Slutsky's theorem

Question

If I have a set of $N$ i.i.d. random variables $X$ with sample mean $\bar{X}=\frac{1}{N}\sum_i^N X_i$, does Slutsky's theorem http://en.wikipedia.org/wiki/Slutsky%27s_theorem imply that $$ E\left[\frac{X_i X_i}{\bar{X}}\right] = \frac{E[X_i^2]}{E[\bar{X}]}. $$ I'm not particularly familiar with the notation used in probability theory so the wiki is not clear to me. If the above is not true, are there certain certain constraints I can place on $X$ which make it true?

Answer 1

As it is evident in the link you provided, Slutsky's lemma is concerned with probability limits and convergence in distribution, not with expected values. Moreover, the equality stated in the question is not correct, because (apart from the other issues raised in the comments), the numerator is not independent from the denominator, and so the expected value does not distribute. And, by construction, you cannot make it independent by "placing restrictions on $X$".
But the equality does hold "asymptotically".

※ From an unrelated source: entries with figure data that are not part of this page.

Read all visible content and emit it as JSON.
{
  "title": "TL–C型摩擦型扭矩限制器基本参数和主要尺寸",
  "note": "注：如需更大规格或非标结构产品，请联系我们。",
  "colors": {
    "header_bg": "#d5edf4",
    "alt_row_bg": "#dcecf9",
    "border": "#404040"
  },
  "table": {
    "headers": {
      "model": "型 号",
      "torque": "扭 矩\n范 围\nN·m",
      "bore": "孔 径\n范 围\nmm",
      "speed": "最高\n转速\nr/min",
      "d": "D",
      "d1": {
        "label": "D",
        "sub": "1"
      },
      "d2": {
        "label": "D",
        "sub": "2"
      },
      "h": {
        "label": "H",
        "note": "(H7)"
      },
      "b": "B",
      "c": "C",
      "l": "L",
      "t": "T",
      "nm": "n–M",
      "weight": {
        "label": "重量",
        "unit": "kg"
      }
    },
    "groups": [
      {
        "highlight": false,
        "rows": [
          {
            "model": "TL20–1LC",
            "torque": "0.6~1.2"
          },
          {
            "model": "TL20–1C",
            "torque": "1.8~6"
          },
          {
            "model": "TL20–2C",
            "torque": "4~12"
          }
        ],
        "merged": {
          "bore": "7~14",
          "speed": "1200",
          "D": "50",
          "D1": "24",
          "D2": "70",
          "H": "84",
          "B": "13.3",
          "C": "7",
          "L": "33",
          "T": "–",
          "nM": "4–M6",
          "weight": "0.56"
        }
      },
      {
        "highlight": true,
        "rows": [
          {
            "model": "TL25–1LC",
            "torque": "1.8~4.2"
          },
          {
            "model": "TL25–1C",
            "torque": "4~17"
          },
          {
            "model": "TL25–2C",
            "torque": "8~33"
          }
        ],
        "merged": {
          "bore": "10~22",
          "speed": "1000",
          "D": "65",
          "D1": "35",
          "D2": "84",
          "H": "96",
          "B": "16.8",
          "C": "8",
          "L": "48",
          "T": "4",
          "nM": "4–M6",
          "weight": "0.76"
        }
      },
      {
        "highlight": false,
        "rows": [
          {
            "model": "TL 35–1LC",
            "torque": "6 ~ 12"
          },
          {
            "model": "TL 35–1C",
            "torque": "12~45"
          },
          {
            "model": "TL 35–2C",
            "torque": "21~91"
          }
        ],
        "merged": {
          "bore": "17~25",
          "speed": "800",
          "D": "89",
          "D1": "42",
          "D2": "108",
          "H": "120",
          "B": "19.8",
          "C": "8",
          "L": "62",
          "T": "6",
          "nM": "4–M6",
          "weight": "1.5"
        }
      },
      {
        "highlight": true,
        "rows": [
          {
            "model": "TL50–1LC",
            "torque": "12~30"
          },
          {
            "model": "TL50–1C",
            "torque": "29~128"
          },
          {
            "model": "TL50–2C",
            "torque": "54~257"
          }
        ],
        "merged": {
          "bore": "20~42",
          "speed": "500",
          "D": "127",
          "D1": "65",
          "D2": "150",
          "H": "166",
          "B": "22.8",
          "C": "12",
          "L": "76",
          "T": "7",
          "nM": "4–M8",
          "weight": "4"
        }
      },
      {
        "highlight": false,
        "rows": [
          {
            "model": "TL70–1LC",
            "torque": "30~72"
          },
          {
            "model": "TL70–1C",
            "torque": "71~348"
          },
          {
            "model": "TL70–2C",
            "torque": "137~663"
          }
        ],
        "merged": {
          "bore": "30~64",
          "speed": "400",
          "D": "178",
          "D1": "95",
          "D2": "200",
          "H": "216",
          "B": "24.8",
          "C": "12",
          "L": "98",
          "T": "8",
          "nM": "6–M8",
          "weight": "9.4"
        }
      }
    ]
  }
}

Assume that $E(X_i^2)$ exists and is finite. Then $E(X_i)$ also exists and is finite. Make the additional assumpion that $E(X_i) =\mu \neq 0$.

Let's apply Slutsky's lemma: $X_i^2$ trivially converges in distribution to itself (it does not depend on $N$), while $\bar X$ converges in probability to the non-zero mean $\mu$, which is a constant. Then Slutsky's lemma says that

$$\frac{X_i ^2}{\bar{X}} \xrightarrow{d} \frac{X_i^2 }{E(\bar X)} \equiv Z$$

The expected value of the limiting random variable will be

$$E(Z) = E\left(\frac{X_i^2 }{E(\bar X)}\right) = \frac{E[X_i^2]}{E[\bar{X}]}$$

where here we "distributed" the expected value because the denominator is a constant.

But, the moments of the limiting distribution are not necessarily equal to the limit of the moments of the finite sample distribution. We need an additional condition for that, which is (for our particular case)

$$\exists \;\delta>0:\; E\left(\left|\frac{X_i ^2}{\bar{X}}\right|^{1+\delta}\right) < M<\infty \;\;\forall N$$

Then, what we can say is that

$$\lim_{N\rightarrow \infty}E\left[\frac{X_i^2 }{\bar{X}}\right] = E(Z) = \frac{E[X_i^2]}{E[\bar{X}]}$$

Another way to approach the matter, more intuitively but less formally, is to think that as $N$ grows very large, $X_i$ and $\bar X$ tend to become independent, since a single $X_i$ contributes relatively less and less to $\bar X$. So at the limit, we can distribute the expected value.